Gold has long been a sign of wealth and prosperity. Whether jewelry, coins or inlaid furniture, gold shines bright. A sign of power so much so that Louis XIV le Roi-Soleil (the Sun King) of France would have tapestries woven out of gold thread. Undoubtedly the golden age in France, le Roi-Soleil improved the Palace of Versailles and had more gold added to the hall of mirrors. Gold, even in our own United States was too a sign of wealth and used to back currency for some years. Now, buying gold bullion has become increasingly popular. Turn on the TV for even a moment and you’re sure to catch a commercial offering sale and storage of gold. But has gold lost its glitter?
Large nations like China continue to buy up gold further increasing their storage to 1,693 tons (a fraction of the US owned 8,000 tons) and they can afford to make these large scale purchases. When you spend $93 billion to add to your gold reserves, as China recently did, a minor gold decline doesn’t bother them. One would think that this macro-scale demand for gold would lead to a rise in the cost of gold. However the market is not reflecting this. Gold has been on a steady decline since January 2015 and may not have found the bottom, yet. Trusting the buying habits of these national reserves like China, Germany, France and the US (the top four largest gold reserves) would usually be fair play, but not always.
Gold seems to follow no typical trends these days. Increased demand usually leads to increased price. Instability with global banking systems drive people to buy up gold. Increased use of gold in electronics and industry tend to drive up the price. However, gold is still declining. I’d contend that this has to do with the relative strength of the dollar in relation to the other currencies. As the dollar raises in value (in particular its relation to the euro) there seems to be less initiative to buy the precious metal in the currency market. A strong dollar means that you can rely on what’s in your pocket, not what shiny metal you have tucked away in the wall safe. While national reserves can buy up large tonnage of gold, there’s something to be said for the individual investor buying gold. The amount of gold being bought can drive up the price, but the level of interest and the number of individuals demanding gold is what will lead to an increase in price like we saw back in 2011-2012.
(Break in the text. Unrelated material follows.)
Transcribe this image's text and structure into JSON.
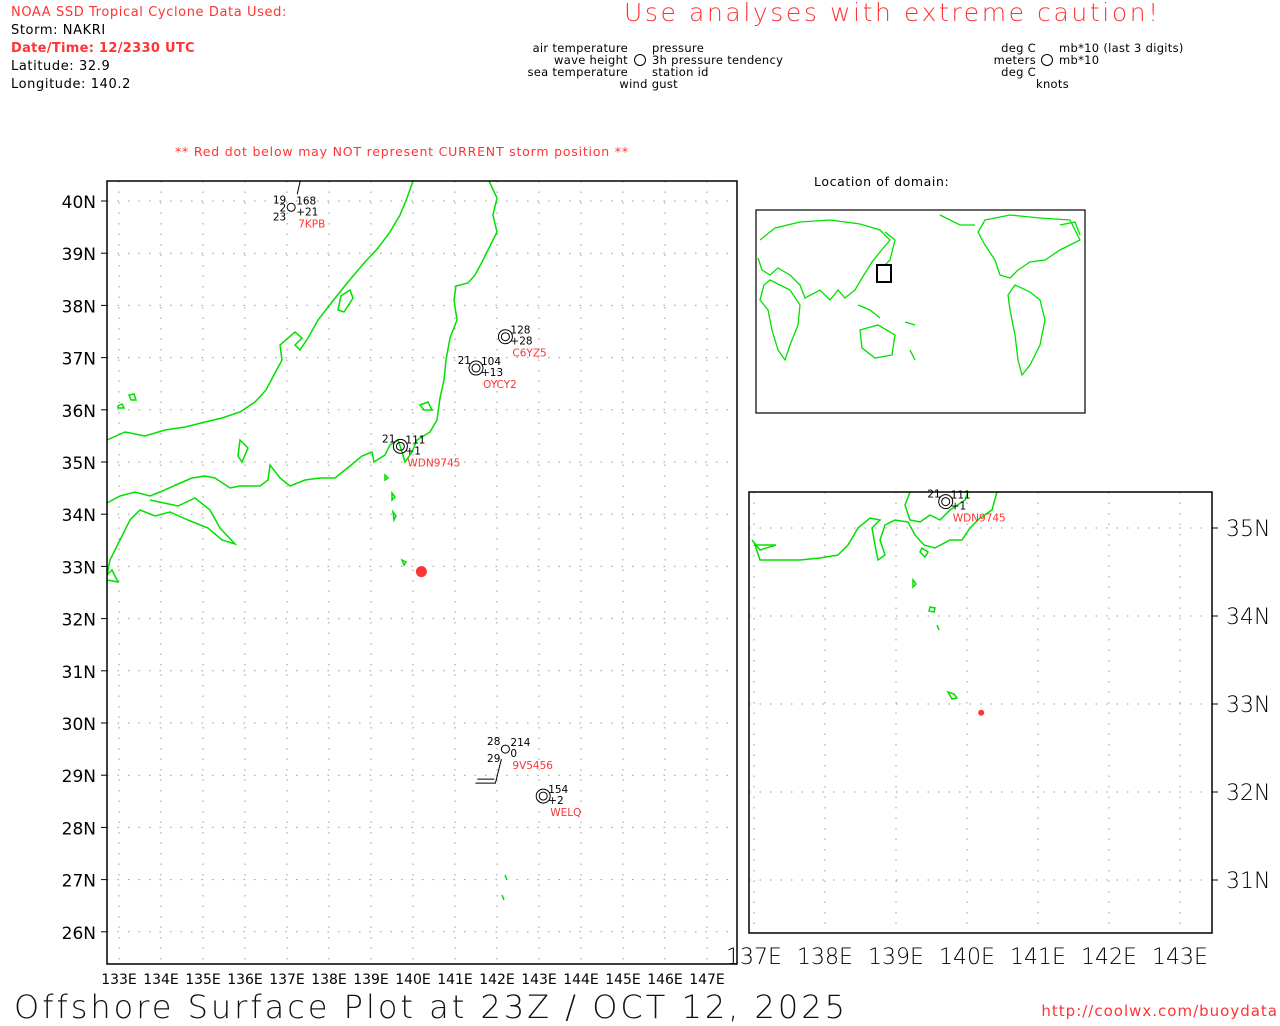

Gold closed 9/11/15 just above $1100 an ounce. Gold futures tallied a loss as well as a fifth straight session decline. In order for us to see gold reach the levels of 2011-2012 the bottom will need to be found with gold. Are we at the bottom now? Some may argue that we still have a little ways to go. In 2008 gold was around $800 an ounce and in three years it had reached close to $2000 an ounce. While the price is on the decline, countries are not selling their gold and neither should you. Increasing your personal storage is never a bad option. We may not know where the market bottoms out, but we do know that the price will rise again. As a precious metal investor, incremental buying (just as with stocks) is extremely important. Saving fractional cents on buying on the decline will ultimately lead you to a larger profit margin when the market value increases. Gold may not have the standing value as in ‘11-’12, but there’s no need to worry because gold will find its glitter once again.